Once, an HVAC technician I hired to check my furnace explained that I could save money on service calls by staying on top of my furnace filter replacement. He told me to keep track on a calendar and replace them more regularly. In taking his advice, I probably do call him less. However, you can bet that when I need someone, I will call him rather than his lower-priced competitor. His honesty has inspired loyalty. You can do the same through social media. If you offer helpful advice that will save your customers money, they are more likely to call you when they’re ready (or need) to spend.

Don’t exaggerate. Use specifics instead: Years ago, my aunt was married to a smooth-talking man named Jim. Uncle Jim always had a sly smile, a pyramid scheme, and a fantastic story to tell. Unfortunately, even as a child, it didn’t take me long to realize that Uncle Jim’s stories weren’t as factual as he made them out to be. The problem was, he spoke in general terms. Something was either “just around the corner” or “a good hour” away, and I knew to be skeptical. Your customers will also be skeptical if you exaggerate rather than use specific facts. Tell your customers the complete story and they’ll be more likely to believe what you say.

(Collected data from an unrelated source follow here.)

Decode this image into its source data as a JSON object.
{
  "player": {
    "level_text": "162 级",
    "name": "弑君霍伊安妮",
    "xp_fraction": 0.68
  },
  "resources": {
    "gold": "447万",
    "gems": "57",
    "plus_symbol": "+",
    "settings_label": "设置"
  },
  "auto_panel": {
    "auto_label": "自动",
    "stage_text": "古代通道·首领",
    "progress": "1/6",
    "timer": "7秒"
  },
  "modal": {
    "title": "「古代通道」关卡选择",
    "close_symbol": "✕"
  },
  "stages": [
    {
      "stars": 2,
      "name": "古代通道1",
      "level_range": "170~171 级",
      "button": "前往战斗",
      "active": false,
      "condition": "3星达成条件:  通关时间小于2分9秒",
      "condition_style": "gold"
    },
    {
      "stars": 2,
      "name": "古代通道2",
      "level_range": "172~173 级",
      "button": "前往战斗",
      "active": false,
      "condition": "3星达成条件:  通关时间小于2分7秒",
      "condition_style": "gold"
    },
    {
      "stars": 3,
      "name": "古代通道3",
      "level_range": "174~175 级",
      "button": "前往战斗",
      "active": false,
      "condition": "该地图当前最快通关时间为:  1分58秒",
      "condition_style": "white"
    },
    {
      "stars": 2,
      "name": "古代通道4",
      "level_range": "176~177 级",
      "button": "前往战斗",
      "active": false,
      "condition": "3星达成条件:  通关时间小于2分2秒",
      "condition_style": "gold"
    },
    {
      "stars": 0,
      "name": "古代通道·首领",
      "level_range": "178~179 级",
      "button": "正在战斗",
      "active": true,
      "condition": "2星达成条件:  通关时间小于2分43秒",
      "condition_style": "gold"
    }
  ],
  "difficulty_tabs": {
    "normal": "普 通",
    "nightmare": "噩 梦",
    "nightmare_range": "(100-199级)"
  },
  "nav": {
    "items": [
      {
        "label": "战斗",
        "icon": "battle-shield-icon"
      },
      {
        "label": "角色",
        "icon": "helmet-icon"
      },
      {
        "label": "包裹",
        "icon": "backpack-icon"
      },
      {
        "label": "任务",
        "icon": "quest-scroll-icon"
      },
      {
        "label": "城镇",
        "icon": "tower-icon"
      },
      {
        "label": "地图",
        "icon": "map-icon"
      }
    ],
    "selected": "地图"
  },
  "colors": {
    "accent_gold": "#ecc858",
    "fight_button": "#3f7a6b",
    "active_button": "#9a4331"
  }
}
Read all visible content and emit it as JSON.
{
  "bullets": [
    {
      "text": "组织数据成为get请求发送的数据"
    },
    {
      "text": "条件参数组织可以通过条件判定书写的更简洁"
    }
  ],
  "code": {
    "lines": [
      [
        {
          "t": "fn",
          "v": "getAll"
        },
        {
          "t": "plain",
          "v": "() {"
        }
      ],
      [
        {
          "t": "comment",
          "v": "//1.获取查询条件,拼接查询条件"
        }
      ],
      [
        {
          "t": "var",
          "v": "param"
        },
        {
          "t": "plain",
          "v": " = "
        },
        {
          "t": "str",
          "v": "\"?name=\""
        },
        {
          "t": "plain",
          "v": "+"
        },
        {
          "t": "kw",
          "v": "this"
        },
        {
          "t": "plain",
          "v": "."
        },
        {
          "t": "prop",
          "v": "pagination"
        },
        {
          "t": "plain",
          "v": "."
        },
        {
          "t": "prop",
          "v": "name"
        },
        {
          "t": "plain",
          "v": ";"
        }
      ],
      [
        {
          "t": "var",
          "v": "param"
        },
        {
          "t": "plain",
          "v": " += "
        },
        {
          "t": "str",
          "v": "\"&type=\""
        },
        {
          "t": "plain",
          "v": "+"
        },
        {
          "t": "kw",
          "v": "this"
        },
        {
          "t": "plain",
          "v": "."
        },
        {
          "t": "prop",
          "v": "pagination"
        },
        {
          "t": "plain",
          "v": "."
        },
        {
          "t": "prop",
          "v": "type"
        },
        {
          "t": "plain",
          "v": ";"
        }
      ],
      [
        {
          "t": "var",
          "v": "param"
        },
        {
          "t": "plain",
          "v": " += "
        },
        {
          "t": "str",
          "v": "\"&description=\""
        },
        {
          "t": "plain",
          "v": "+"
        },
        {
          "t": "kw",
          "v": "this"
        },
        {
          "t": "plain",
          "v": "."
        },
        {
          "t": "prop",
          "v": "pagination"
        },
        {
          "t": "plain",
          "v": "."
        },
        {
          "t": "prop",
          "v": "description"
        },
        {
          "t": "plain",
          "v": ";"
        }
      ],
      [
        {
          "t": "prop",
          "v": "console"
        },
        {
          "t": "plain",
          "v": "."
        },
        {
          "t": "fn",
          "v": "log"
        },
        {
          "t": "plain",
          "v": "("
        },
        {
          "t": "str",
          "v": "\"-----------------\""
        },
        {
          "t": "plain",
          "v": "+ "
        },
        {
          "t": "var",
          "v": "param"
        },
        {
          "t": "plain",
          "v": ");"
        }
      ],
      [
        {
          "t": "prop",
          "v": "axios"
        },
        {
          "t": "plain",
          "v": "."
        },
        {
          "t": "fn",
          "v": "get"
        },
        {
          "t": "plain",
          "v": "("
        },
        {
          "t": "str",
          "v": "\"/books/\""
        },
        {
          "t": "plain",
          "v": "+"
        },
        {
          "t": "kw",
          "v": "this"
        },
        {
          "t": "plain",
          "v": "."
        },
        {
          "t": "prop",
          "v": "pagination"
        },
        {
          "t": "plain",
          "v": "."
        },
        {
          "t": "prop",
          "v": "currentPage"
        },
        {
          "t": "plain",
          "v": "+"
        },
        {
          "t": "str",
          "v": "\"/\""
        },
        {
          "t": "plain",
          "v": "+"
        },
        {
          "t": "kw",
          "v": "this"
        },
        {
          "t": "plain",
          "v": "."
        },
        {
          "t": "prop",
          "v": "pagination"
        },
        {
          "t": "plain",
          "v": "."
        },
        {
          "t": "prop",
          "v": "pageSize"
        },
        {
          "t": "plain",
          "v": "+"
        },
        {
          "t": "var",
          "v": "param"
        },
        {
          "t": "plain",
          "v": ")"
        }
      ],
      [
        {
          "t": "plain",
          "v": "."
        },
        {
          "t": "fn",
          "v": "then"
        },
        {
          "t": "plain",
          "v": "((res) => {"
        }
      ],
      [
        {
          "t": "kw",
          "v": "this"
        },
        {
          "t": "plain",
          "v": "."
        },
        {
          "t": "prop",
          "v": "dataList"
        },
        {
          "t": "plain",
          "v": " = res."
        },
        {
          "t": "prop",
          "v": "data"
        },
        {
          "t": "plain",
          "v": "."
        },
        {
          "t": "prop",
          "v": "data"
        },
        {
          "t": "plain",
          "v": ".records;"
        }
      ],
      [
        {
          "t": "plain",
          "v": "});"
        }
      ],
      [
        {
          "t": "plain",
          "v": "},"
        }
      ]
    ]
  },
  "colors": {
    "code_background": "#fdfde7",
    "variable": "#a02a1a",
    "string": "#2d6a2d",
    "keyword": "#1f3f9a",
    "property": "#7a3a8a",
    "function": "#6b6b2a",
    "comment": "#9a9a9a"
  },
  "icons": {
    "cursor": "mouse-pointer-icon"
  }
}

Be responsive: When people post or respond to you, they will expect a response, and they’re likely to expect it immediately. It’s important to acknowledge feedback from customers – whether it’s good, bad, or ugly – right away. All feedback should prompt a courteous, professional response like “Thanks for your positive feedback. It’s always nice to know when we are doing a great job” or “Thanks for your feedback. It’s important that we know how we can improve our service to you.” No one wants to think his or her comments fall on deaf ears. Being responsive earns trust.